Is this code exploitable? Almost certainly yes with sufficient effort. We discussed Thomas Dulien’s paper Weird machines, exploitability, and provable unexploitability at the Säntis Systems Summit recently, I highly recommend it if you are interested in exploitability. But overall, proving code is not exploitable is in general not going to be possible, and attackers always have the advantage. Sure they will pick the easiest things first, but most attacks are automated now and attacking scales well. Security is risk management, but with memory safety being a relatively easy exploit in many cases, it is a high risk. Obviously not all this code is exposed to attackers via network or attacker supplied data, especially in containerised environments, but some is, and you will spend increasing amounts of time working out what is a risk. The sheer volume of security issues just makes risk management more difficult.

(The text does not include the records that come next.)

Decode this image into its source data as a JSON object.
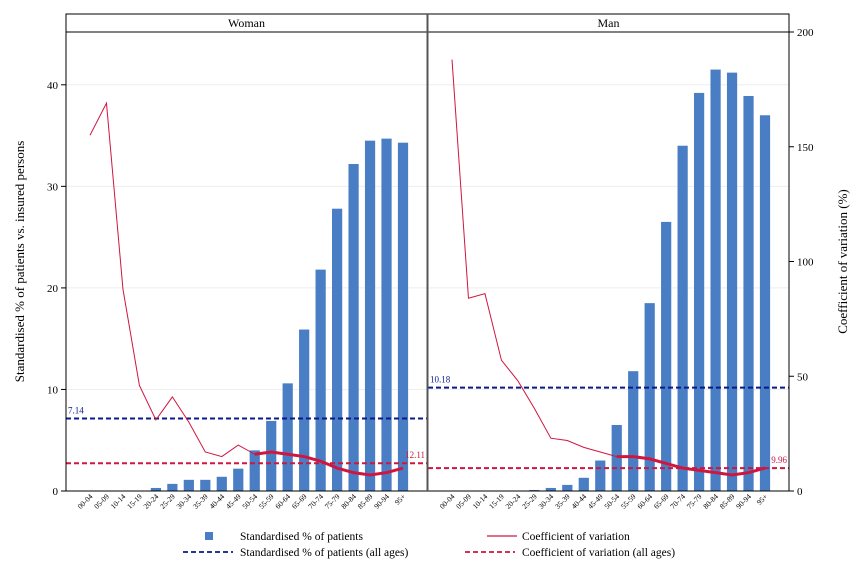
{
  "chart_data": {
    "type": "bar",
    "y_left_label": "Standardised % of patients vs. insured persons",
    "y_right_label": "Coefficient of variation (%)",
    "y_left_ticks": [
      0,
      10,
      20,
      30,
      40
    ],
    "y_right_ticks": [
      0,
      50,
      100,
      150,
      200
    ],
    "ylim_left": [
      0,
      45.2
    ],
    "ylim_right": [
      0,
      200
    ],
    "grid": true,
    "legend_position": "bottom",
    "categories": [
      "00-04",
      "05-09",
      "10-14",
      "15-19",
      "20-24",
      "25-29",
      "30-34",
      "35-39",
      "40-44",
      "45-49",
      "50-54",
      "55-59",
      "60-64",
      "65-69",
      "70-74",
      "75-79",
      "80-84",
      "85-89",
      "90-94",
      "95+"
    ],
    "panels": [
      {
        "title": "Woman",
        "bars": [
          0,
          0,
          0,
          0,
          0.3,
          0.7,
          1.1,
          1.1,
          1.4,
          2.2,
          4.0,
          6.9,
          10.6,
          15.9,
          21.8,
          27.8,
          32.2,
          34.5,
          34.7,
          34.3
        ],
        "cv": [
          155,
          169,
          88,
          46,
          31,
          41,
          30,
          17,
          15,
          20,
          16,
          17,
          16,
          15,
          13,
          10,
          8,
          7,
          8,
          10
        ],
        "cv_bold_start": 10,
        "ref_pct": 7.14,
        "ref_cv": 12.11,
        "ref_pct_label": "7.14",
        "ref_cv_label": "12.11"
      },
      {
        "title": "Man",
        "bars": [
          0,
          0,
          0,
          0,
          0,
          0.1,
          0.3,
          0.6,
          1.3,
          3.0,
          6.5,
          11.8,
          18.5,
          26.5,
          34.0,
          39.2,
          41.5,
          41.2,
          38.9,
          37.0
        ],
        "cv": [
          188,
          84,
          86,
          57,
          48,
          36,
          23,
          22,
          19,
          17,
          15,
          15,
          14,
          12,
          10,
          9,
          8,
          7,
          8,
          10
        ],
        "cv_bold_start": 10,
        "ref_pct": 10.18,
        "ref_cv": 9.96,
        "ref_pct_label": "10.18",
        "ref_cv_label": "9.96"
      }
    ],
    "legend": [
      {
        "label": "Standardised % of patients",
        "kind": "bar",
        "color": "#4a7ec4"
      },
      {
        "label": "Coefficient of variation",
        "kind": "line",
        "color": "#d0163f"
      },
      {
        "label": "Standardised % of patients (all ages)",
        "kind": "dash",
        "color": "#0a1a8a"
      },
      {
        "label": "Coefficient of variation (all ages)",
        "kind": "dash",
        "color": "#d0163f"
      }
    ],
    "colors": {
      "bar": "#4a7ec4",
      "cv_line": "#d0163f",
      "ref_pct": "#0a1a8a",
      "ref_cv": "#d0163f",
      "grid": "#eeeeee"
    }
  }
}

If you are a die hard C hacker and want to remain one, the last bastion of C is of course OpenBSD. Throw up the pledge barricades, remove anything you can, keep reviewing. That is the only heroic path left.

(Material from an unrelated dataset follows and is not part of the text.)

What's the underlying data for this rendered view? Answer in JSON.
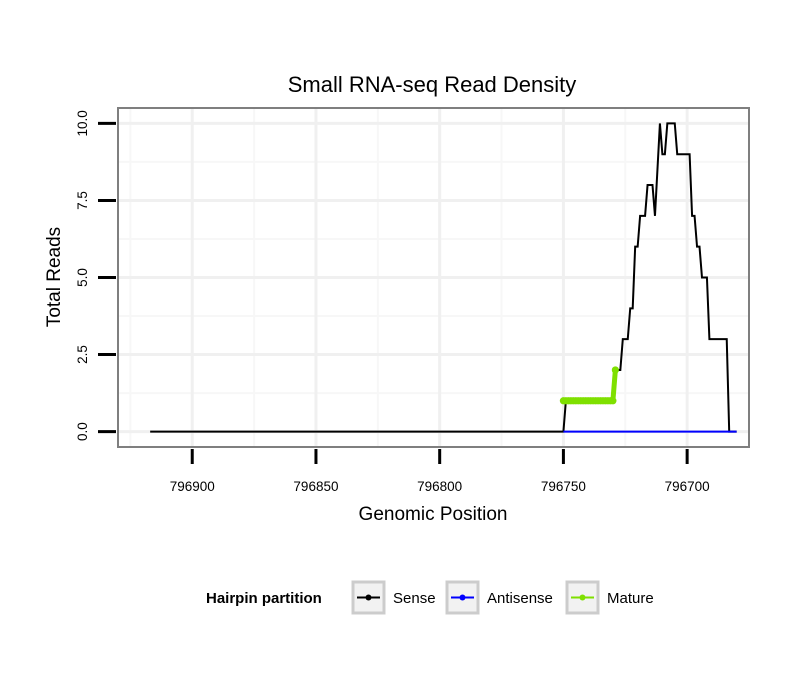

In the short term, start to explore and invest in ways to replace every legacy C dependency you are currently using. Write a deprecation roadmap. Cut down your dependencies on Linux distributions. Shift to memory safe languages everywhere, and if you use C++ make sure you only use the safer subset. Look to smaller more nimble Linux distributions that start shipping memory safe code; although the moves here have been slow so far, you only need a little as once distros stop having to be C package managers they can do a better job of being minimal userspaces. There isn’t much code you really need to run modern applications that themselves do not have many C dependencies, as implementations like LinuxKit show. If you just sit on top of the kernel, using its ABI stability guarantees there is little you need to do other than a little configuration; well other than worry about the bugs in a kernel written in … C.

Memory unsafe languages are not going to get better, or safe. It is time to move on.